Capitalising on your equity
Using your fold equity is important when it comes to profitability. As an example, if you have an 80% chance of winning based on your hand, then your opponent has a 20% chance of winning. Although your opponent’s percentage is low, they could still win 1 out 5 hands. To squash those odds, you will try to get your opponent to fold so that you win 5 out 5 hands.
Apart from using it as an aggressive tactic, it can also be used in a wider strategy for profitability. To do so, you need to understand your pot equity as well.
Without going into too much detail, pot equity is a percentage amount of the pot that belongs to you. It is calculated as follows: pot equity = (pot size x percentage chance of winning) - the amount of chips you put in.
Your ‘percentage chance of winning’ is based on the strength of your hand. While this might be a challenging equation to complete on the fly, you can at least have a rough idea of what your pot equity is using this formula.
Now that you have both a field and a pot equity, you can complete the profitability formula: profitability = pot equity + field equity. As you can see, the two equities can compensate for the other depending on the situation.
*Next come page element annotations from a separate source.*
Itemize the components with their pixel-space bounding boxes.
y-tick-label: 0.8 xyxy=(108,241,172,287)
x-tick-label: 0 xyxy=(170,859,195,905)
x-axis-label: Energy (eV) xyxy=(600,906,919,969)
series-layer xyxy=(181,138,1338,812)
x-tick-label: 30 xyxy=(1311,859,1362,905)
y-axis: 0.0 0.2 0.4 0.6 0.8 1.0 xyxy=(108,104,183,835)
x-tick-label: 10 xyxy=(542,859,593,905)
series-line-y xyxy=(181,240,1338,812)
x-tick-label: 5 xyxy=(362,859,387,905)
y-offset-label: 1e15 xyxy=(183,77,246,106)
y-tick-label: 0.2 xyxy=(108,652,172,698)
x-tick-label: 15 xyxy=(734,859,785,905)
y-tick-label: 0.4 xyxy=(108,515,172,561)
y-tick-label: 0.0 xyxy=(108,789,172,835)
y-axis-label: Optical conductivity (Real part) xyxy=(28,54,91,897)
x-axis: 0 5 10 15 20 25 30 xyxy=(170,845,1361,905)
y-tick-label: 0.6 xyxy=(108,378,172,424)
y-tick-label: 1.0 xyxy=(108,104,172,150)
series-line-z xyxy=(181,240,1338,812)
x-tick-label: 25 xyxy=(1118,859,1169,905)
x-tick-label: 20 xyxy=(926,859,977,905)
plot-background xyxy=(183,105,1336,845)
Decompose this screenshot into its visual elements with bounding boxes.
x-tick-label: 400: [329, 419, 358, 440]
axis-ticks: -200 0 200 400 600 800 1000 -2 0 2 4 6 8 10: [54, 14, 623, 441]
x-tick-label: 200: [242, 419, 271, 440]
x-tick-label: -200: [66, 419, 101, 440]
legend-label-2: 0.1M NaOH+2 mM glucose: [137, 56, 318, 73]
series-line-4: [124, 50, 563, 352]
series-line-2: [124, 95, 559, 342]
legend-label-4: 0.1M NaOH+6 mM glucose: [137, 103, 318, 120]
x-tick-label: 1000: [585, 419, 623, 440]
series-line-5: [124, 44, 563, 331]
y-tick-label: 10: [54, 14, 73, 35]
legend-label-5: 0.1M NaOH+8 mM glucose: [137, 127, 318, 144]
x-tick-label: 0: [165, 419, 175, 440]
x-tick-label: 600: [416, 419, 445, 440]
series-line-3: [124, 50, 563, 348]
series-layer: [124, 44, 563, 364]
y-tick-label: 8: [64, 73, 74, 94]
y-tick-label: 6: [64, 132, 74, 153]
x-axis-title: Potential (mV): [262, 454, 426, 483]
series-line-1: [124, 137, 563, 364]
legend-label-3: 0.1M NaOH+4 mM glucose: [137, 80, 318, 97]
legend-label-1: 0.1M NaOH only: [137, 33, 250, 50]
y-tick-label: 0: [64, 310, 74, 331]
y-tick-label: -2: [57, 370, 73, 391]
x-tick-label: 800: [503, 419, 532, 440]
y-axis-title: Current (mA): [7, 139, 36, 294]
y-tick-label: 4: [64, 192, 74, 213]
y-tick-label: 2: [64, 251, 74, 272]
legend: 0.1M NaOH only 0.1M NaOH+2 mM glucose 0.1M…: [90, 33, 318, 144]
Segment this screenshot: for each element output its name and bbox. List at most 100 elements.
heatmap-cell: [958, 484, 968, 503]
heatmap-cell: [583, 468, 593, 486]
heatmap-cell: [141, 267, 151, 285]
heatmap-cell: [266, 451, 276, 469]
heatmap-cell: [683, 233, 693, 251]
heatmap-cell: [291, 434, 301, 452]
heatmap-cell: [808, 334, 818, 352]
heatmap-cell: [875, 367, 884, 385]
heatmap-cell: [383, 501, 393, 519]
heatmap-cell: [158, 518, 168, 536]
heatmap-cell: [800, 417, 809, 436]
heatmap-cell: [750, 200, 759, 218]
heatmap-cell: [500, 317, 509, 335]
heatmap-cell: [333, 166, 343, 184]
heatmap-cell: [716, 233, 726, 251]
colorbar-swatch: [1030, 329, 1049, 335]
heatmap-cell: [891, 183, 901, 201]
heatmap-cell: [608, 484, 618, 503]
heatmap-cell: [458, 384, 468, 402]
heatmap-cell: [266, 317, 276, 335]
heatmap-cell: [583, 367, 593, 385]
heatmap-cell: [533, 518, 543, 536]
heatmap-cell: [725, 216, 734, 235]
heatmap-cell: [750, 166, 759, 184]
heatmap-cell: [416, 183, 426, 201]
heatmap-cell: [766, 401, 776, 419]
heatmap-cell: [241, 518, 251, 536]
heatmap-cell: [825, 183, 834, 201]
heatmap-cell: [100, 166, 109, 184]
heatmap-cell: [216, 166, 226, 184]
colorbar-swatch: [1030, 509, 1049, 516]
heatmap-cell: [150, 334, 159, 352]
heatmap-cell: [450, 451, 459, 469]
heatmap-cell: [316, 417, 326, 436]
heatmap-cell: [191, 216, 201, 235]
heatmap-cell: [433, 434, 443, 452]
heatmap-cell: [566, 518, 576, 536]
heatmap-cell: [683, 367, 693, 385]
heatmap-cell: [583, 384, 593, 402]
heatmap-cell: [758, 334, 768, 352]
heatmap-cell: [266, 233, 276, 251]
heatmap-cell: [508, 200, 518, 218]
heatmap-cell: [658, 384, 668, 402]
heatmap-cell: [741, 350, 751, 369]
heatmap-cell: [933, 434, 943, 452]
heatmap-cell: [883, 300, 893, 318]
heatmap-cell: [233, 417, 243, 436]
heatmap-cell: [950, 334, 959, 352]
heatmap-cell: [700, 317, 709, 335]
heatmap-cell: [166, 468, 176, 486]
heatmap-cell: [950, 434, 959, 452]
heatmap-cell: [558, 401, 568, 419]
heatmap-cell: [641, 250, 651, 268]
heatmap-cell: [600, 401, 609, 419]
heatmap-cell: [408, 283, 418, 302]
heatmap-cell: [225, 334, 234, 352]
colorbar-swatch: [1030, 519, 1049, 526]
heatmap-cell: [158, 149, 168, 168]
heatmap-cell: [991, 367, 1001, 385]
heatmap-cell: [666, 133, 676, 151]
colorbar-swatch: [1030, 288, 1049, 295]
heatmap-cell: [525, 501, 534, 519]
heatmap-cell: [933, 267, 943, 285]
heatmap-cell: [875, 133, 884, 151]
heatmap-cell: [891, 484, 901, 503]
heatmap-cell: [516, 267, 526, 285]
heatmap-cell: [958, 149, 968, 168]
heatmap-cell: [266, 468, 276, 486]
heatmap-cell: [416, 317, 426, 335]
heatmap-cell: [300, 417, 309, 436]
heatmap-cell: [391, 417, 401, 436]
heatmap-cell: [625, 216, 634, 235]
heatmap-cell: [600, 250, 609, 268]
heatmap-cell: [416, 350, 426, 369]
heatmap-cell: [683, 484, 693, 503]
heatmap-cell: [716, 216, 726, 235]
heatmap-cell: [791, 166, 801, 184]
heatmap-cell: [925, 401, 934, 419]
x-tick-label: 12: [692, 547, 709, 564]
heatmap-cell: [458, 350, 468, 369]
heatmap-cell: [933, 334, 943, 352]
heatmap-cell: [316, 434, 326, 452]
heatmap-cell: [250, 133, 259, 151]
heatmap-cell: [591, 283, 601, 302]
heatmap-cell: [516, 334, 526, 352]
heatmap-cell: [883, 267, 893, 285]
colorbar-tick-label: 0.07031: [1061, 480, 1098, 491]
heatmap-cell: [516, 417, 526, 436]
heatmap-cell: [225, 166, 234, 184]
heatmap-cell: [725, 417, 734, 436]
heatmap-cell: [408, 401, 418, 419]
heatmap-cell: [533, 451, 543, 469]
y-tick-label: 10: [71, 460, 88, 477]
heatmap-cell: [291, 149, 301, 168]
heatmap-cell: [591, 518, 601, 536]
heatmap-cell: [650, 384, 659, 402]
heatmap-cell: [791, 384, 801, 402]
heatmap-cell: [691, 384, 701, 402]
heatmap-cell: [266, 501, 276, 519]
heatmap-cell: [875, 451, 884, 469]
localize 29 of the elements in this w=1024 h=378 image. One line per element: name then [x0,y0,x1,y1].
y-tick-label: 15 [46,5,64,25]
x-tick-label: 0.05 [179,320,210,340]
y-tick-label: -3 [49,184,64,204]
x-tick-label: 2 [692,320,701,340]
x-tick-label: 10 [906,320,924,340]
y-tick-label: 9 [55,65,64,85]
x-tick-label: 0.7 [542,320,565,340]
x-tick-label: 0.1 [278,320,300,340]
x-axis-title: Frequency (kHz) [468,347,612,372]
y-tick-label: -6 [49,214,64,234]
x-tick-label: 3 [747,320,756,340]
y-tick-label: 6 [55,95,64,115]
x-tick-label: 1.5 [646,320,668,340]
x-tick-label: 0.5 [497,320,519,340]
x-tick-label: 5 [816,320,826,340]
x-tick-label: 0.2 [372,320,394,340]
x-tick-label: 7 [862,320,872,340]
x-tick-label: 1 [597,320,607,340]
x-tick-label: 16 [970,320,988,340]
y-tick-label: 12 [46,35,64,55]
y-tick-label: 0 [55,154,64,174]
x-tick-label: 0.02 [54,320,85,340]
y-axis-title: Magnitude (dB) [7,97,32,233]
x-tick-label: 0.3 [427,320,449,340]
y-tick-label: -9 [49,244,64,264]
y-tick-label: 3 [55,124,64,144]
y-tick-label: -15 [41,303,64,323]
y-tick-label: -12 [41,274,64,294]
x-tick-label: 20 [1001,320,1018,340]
For example, you’re playing online poker, potentially in one of the live poker tournaments, and your online poker opponent folds easily, you won’t need to use as much pot equity. You could bluff more easily. Similarly, if you have a lot of pot equity, you stand a good chance of winning by simply making your draw.
At the end of the day, having knowledge of both your field and pot equity helps you turn your bluff into a semi-bluff. While a bluff leaves a lot to chance, a semi-bluff is more of a calculated risk. It’s a great addition to your online poker strategy, especially if you’re wondering how to win poker tournaments more regularly.